听到这儿,红玉起身问:“主子需要奴婢做些什么?”
苏棠知道她是在问可需将此事报与世子爷,若得世子爷回护,这点风波自可轻易平息。
她沉吟片刻,终究摇了摇头。
她不能因为世子爷这几日的温存就昏了头,真以为他对自己存了真心。
他看重的,从来都是她腹中这个孩子。
倘若有一天他的心思变了呢?若她习惯了事事倚仗他、盼他庇护,到了那时又该如何自处?
她忽然想起幼时在勋贵人家的兽园里见过一只小貂,自小被人精心喂养,毛色油亮,娇憨可爱。后来那家主子获罪抄家,园子荒了,那只小貂竟因从不会自己觅食,活活饿死在笼边。
那年她才五岁,却从那只貂僵直的绒毛间,模模糊糊悟出一个道理:这世上,最靠不住的便是男人的恩宠。你可以借他的势,却不能把自己的命系在他一念之间。
更何况,这次的事她相信自己能处置干净。不仅要让谢姨娘狠狠栽个跟头,更要叫她从此再不敢轻易伸手。
苏棠将字条又看了一遍,心中渐渐清明,方抬眼对三人道:
“咱们不能坐等着挨打,眼下有几桩事需你们去办。这一回,得让所有人看出来谢姨娘是个什么货色,往后若我再出什么意外,让府里头一个怀疑到她身上!这样一来,她以后不光不敢再动手,反而得拼力护着我周全。”
“主子打算如何行事?”喜鹊抢先问道。
在喜鹊眼中,主子是顶顶聪慧的,遇事不慌不乱,这般快就有了主意。她真想瞧瞧,主子究竟要如何布局。
“都过来。”苏棠说着走到桌边坐下。
小蝶见状,立即铺开宣纸,研好墨。苏棠执笔蘸墨,在纸上勾画起来。
“我们先这般……再这般……届时当着众人的面,且看谢姨娘如何自处。”
见她条理分明地将各人差事一一列明,三人眼睛都亮了起来。
“主子放心,奴婢们定将差事办妥。”
苏棠见她们都已记清,便将那张纸就着烛火点燃,看着它化作灰烬。
随后起身对小蝶道:“走吧,咱们去小厨房瞧瞧,今日给老夫人备些什么新鲜点心。”
哪怕自己身子越发沉重,苏棠依然坚持日日去老夫人跟前尽孝。
她之前就是老夫人跟前伺候的,所以她更懂得这份孝心的分量,只有持之以恒的殷勤,才能让老夫人心里时时惦着她与孩子。

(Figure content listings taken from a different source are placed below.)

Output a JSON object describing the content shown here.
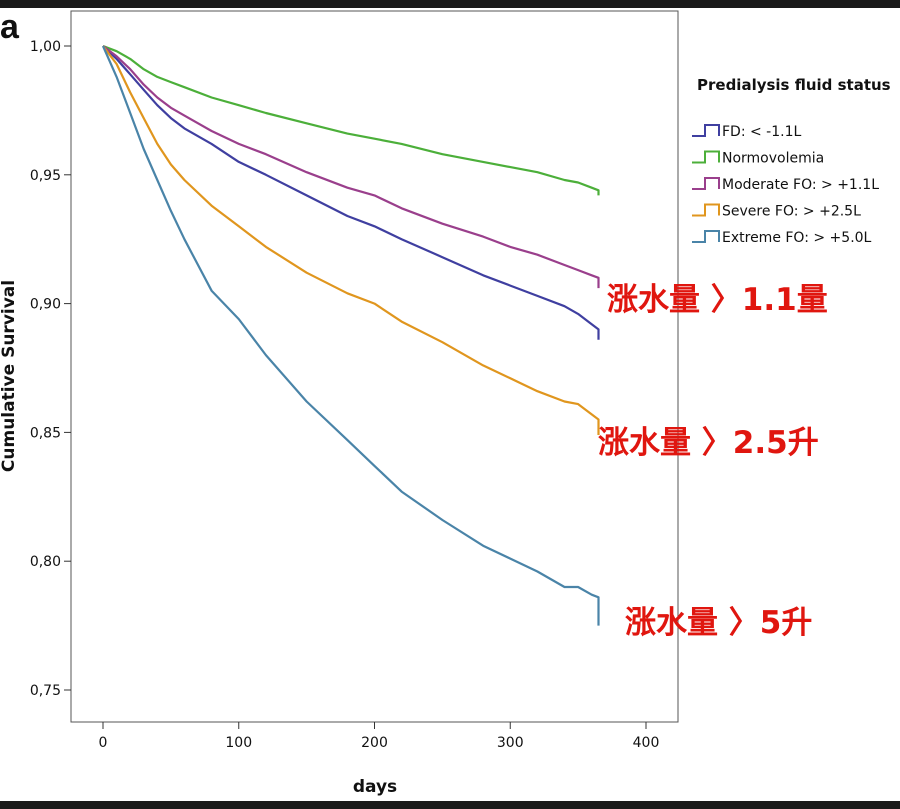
{
  "panel_label": "a",
  "chart_data": {
    "type": "line",
    "title": "",
    "xlabel": "days",
    "ylabel": "Cumulative Survival",
    "xlim": [
      -20,
      420
    ],
    "ylim": [
      0.74,
      1.015
    ],
    "x_ticks": [
      0,
      100,
      200,
      300,
      400
    ],
    "x_tick_labels": [
      "0",
      "100",
      "200",
      "300",
      "400"
    ],
    "y_ticks": [
      0.75,
      0.8,
      0.85,
      0.9,
      0.95,
      1.0
    ],
    "y_tick_labels": [
      "0,75",
      "0,80",
      "0,85",
      "0,90",
      "0,95",
      "1,00"
    ],
    "grid": false,
    "legend": {
      "title": "Predialysis fluid status",
      "position": "top-right"
    },
    "series": [
      {
        "name": "FD: < -1.1L",
        "color": "#3f3fa0",
        "x": [
          0,
          10,
          20,
          30,
          40,
          50,
          60,
          80,
          100,
          120,
          150,
          180,
          200,
          220,
          250,
          280,
          300,
          320,
          340,
          350,
          360,
          365
        ],
        "y": [
          1.0,
          0.995,
          0.989,
          0.983,
          0.977,
          0.972,
          0.968,
          0.962,
          0.955,
          0.95,
          0.942,
          0.934,
          0.93,
          0.925,
          0.918,
          0.911,
          0.907,
          0.903,
          0.899,
          0.896,
          0.892,
          0.89
        ],
        "end_drop": 0.886
      },
      {
        "name": "Normovolemia",
        "color": "#4caf3a",
        "x": [
          0,
          10,
          20,
          30,
          40,
          50,
          60,
          80,
          100,
          120,
          150,
          180,
          200,
          220,
          250,
          280,
          300,
          320,
          340,
          350,
          360,
          365
        ],
        "y": [
          1.0,
          0.998,
          0.995,
          0.991,
          0.988,
          0.986,
          0.984,
          0.98,
          0.977,
          0.974,
          0.97,
          0.966,
          0.964,
          0.962,
          0.958,
          0.955,
          0.953,
          0.951,
          0.948,
          0.947,
          0.945,
          0.944
        ],
        "end_drop": 0.942
      },
      {
        "name": "Moderate FO: > +1.1L",
        "color": "#9a3f8c",
        "x": [
          0,
          10,
          20,
          30,
          40,
          50,
          60,
          80,
          100,
          120,
          150,
          180,
          200,
          220,
          250,
          280,
          300,
          320,
          340,
          350,
          360,
          365
        ],
        "y": [
          1.0,
          0.996,
          0.991,
          0.985,
          0.98,
          0.976,
          0.973,
          0.967,
          0.962,
          0.958,
          0.951,
          0.945,
          0.942,
          0.937,
          0.931,
          0.926,
          0.922,
          0.919,
          0.915,
          0.913,
          0.911,
          0.91
        ],
        "end_drop": 0.906
      },
      {
        "name": "Severe FO: > +2.5L",
        "color": "#e0961e",
        "x": [
          0,
          10,
          20,
          30,
          40,
          50,
          60,
          80,
          100,
          120,
          150,
          180,
          200,
          220,
          250,
          280,
          300,
          320,
          340,
          350,
          360,
          365
        ],
        "y": [
          1.0,
          0.993,
          0.982,
          0.972,
          0.962,
          0.954,
          0.948,
          0.938,
          0.93,
          0.922,
          0.912,
          0.904,
          0.9,
          0.893,
          0.885,
          0.876,
          0.871,
          0.866,
          0.862,
          0.861,
          0.857,
          0.855
        ],
        "end_drop": 0.849
      },
      {
        "name": "Extreme FO: > +5.0L",
        "color": "#4a84a8",
        "x": [
          0,
          10,
          20,
          30,
          40,
          50,
          60,
          80,
          100,
          120,
          150,
          180,
          200,
          220,
          250,
          280,
          300,
          320,
          340,
          350,
          360,
          365
        ],
        "y": [
          1.0,
          0.988,
          0.974,
          0.96,
          0.948,
          0.936,
          0.925,
          0.905,
          0.894,
          0.88,
          0.862,
          0.847,
          0.837,
          0.827,
          0.816,
          0.806,
          0.801,
          0.796,
          0.79,
          0.79,
          0.787,
          0.786
        ],
        "end_drop": 0.775
      }
    ],
    "annotations": [
      {
        "text": "涨水量 〉1.1量",
        "color": "#e0160f",
        "near_series": "Moderate FO: > +1.1L"
      },
      {
        "text": "涨水量 〉2.5升",
        "color": "#e0160f",
        "near_series": "Severe FO: > +2.5L"
      },
      {
        "text": "涨水量 〉5升",
        "color": "#e0160f",
        "near_series": "Extreme FO: > +5.0L"
      }
    ]
  }
}
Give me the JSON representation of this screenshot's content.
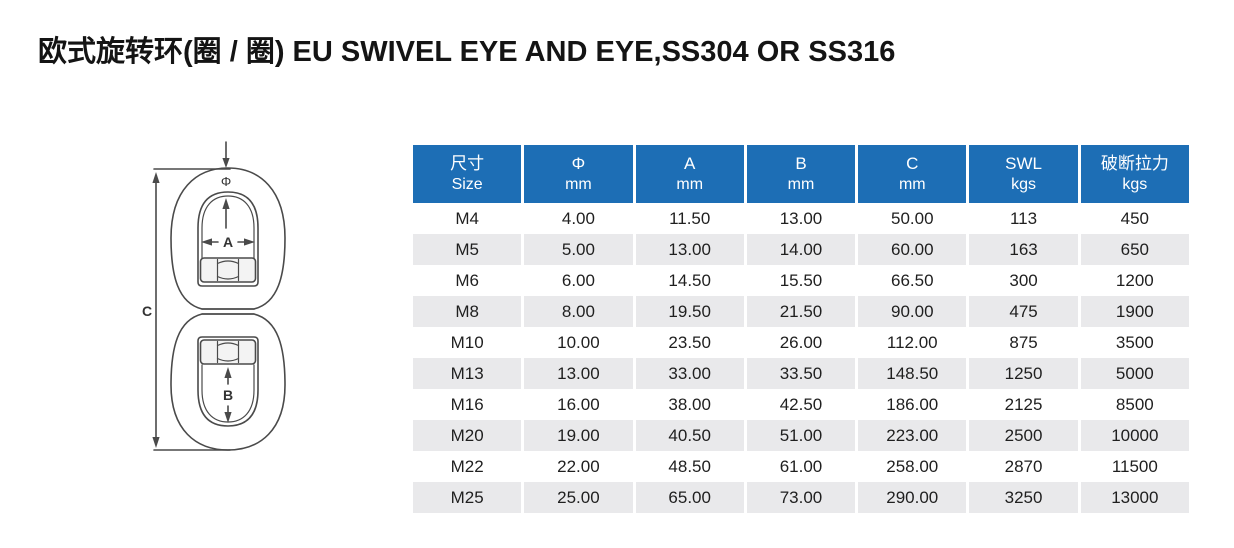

刚到鹤寿居院门外,苏棠还未及将食盒放下,便见秦嬷嬷朝外走来。
她连忙退至一旁垂首静立。
莺歌接过她手中的食盒,悄悄道:“王府那边送了请帖来。”
下个月王府设宴,京中皆知是为了让这位养女在人前露面。按理说,以国公府与王府的交情,派个管事嬷嬷来送帖已算周全。
老夫人也未料到,竟是那位养女亲自登门。
原是要让秦嬷嬷去知会谢姨娘的,可见苏棠过来,又想起她与那养女有些渊源,老夫人便拦下了秦嬷嬷,对苏棠温声道:“既然棠儿来了,此事便交由你去办罢。”
国公府小厅里。
苏荷一身华服端坐着,目光缓缓掠过厅内陈设。曾有多少回,她随母亲从这高门外匆匆走过,连抬眼细瞧都是不敢的。
未料如今,自己也成了这国公府的座上宾。
她心中冷笑:苏棠,我真是太期待见到你了!
我会让你知道,你只配被我狠狠踩在脚下。